Shortly afterward, he came to Israel to meet with leaders of the Israel Diamond Exchange and left with the expectation that a peace treaty was two years away. He was off by more than 20 years, but now relishes the ability to visit the country openly.

“Visiting Tel Aviv changed my life,” Bin Sulayem told the more than 200 Israelis whom he welcomed to the DMCC seminar. As a free-trade zone, there are no income taxes for any of the businesses in the DMCC, he explained. Even more important for Israelis, the companies in the DMCC remain wholly owned by the original owners, but are registered as Emirati companies and can therefore do business throughout the Gulf, including in Saudi Arabia, where they would otherwise be barred.

“When you domicile your company in the free zone, you become a UAE company,” Sanjeev Dutta, DMCC’s executive director for commodities and financial services, told the Tel Aviv audience.For example, you are an Israeli company sending tea to Dubai, and you blend and repack it under your DMCC entity,” he said. “What happens is you say that the product is made in the UAE and then you can reexport those as a UAE company.”

Trade between the UAE and Israel reached $1.2 billion in 2021 and has already topped $1.4 billion this year after the two countries signed a free-trade agreement in May. At the time, Emirati Minister of State for Foreign Trade Thani Ahmed Al Zeyoudi predicted that trade will reach $5 billion within a few years.

As head of one of the 78 Israeli companies that operate in the DMCC, Adi Zamir uses Dubai as a home base for selling diamonds in Asia, cutting travel time to his primary market in India by three hours.

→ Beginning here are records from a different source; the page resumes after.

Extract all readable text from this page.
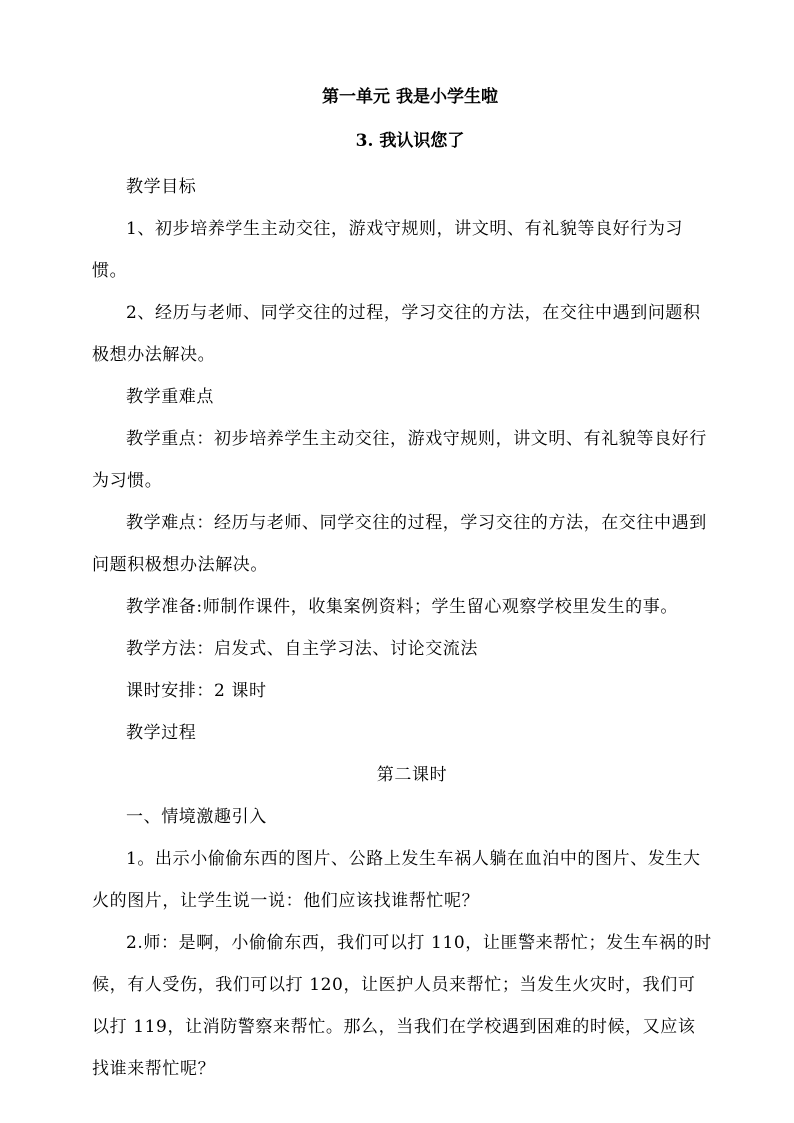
第一单元 我是小学生啦
3. 我认识您了

教学目标

1、初步培养学生主动交往，游戏守规则，讲文明、有礼貌等良好行为习惯。

2、经历与老师、同学交往的过程，学习交往的方法，在交往中遇到问题积极想办法解决。

教学重难点

教学重点：初步培养学生主动交往，游戏守规则，讲文明、有礼貌等良好行为习惯。

教学难点：经历与老师、同学交往的过程，学习交往的方法，在交往中遇到问题积极想办法解决。

教学准备:师制作课件，收集案例资料；学生留心观察学校里发生的事。

教学方法：启发式、自主学习法、讨论交流法

课时安排：2 课时

教学过程

第二课时

一、情境激趣引入

1。出示小偷偷东西的图片、公路上发生车祸人躺在血泊中的图片、发生大火的图片，让学生说一说：他们应该找谁帮忙呢？

2.师：是啊，小偷偷东西，我们可以打 110，让匪警来帮忙；发生车祸的时候，有人受伤，我们可以打 120，让医护人员来帮忙；当发生火灾时，我们可以打 119，让消防警察来帮忙。那么，当我们在学校遇到困难的时候，又应该找谁来帮忙呢？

“Dubai is poised to become the center of the diamond trade,” Zamir told The Circuit by telephone from the UAE. “Moving here became possible because of the Abraham Accords, and it is the best way to grow my business.”

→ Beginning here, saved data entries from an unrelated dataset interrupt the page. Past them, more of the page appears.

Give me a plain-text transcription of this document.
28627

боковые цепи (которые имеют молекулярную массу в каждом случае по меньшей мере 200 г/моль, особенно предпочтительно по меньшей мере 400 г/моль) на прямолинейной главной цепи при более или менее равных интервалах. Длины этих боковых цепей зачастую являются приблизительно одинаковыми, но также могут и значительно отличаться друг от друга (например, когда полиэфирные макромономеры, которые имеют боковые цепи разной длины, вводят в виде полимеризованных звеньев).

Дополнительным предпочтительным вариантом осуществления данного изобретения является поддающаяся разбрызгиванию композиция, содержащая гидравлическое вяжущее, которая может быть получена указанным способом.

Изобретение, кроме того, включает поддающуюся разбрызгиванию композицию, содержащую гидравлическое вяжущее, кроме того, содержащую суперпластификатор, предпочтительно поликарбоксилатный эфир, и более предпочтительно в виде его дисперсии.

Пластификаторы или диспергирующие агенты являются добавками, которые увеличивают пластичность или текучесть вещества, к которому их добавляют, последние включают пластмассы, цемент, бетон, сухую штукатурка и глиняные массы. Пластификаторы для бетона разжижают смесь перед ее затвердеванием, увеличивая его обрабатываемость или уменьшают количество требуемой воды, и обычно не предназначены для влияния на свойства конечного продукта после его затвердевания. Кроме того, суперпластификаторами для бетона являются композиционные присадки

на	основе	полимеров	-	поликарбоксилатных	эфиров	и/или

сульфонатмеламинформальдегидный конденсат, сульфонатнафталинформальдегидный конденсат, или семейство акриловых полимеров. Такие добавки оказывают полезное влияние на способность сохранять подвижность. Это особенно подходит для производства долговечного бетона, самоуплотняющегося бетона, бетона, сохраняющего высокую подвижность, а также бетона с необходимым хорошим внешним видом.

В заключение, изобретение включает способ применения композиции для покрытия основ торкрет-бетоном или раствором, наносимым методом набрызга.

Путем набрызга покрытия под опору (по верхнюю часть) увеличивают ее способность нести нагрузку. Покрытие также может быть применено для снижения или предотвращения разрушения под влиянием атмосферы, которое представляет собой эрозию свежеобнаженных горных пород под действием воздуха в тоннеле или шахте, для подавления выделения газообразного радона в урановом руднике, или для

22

Nine months ago, Zamir, 51, packed up his business and moved with his wife and teenage daughters to the DMCC. As a second-generation dealer, he imports rough diamonds from Africa, and sells them in India and other Asian markets.

“When you want to build a serious operation, you need to know the mentality and to be local,” he said. “It’s impossible to create a new platform when you come and go every two weeks. It also means I don’t need to live on an airplane.”

Zamir said he is grateful to Bin Sulayem, whom he described as “incredibly passionate about the work that he and his team do” in helping Israelis set up operations in Dubai.

Zamir has spent much of the last 25 years flying between Israel, Africa, Belgium, Russia and South Africa. Now he travels less, as most of his clients in India are happy to come to Dubai. His daughters are in British schools and have made friends among fellow Israelis and from a range of other nationalities.

“We are enjoying life here,” he said. “It’s a bit expensive but Israel is not less expensive.”

He says the Israeli business community is growing.

“You just need to come and, yalla, you can start doing business,” he said.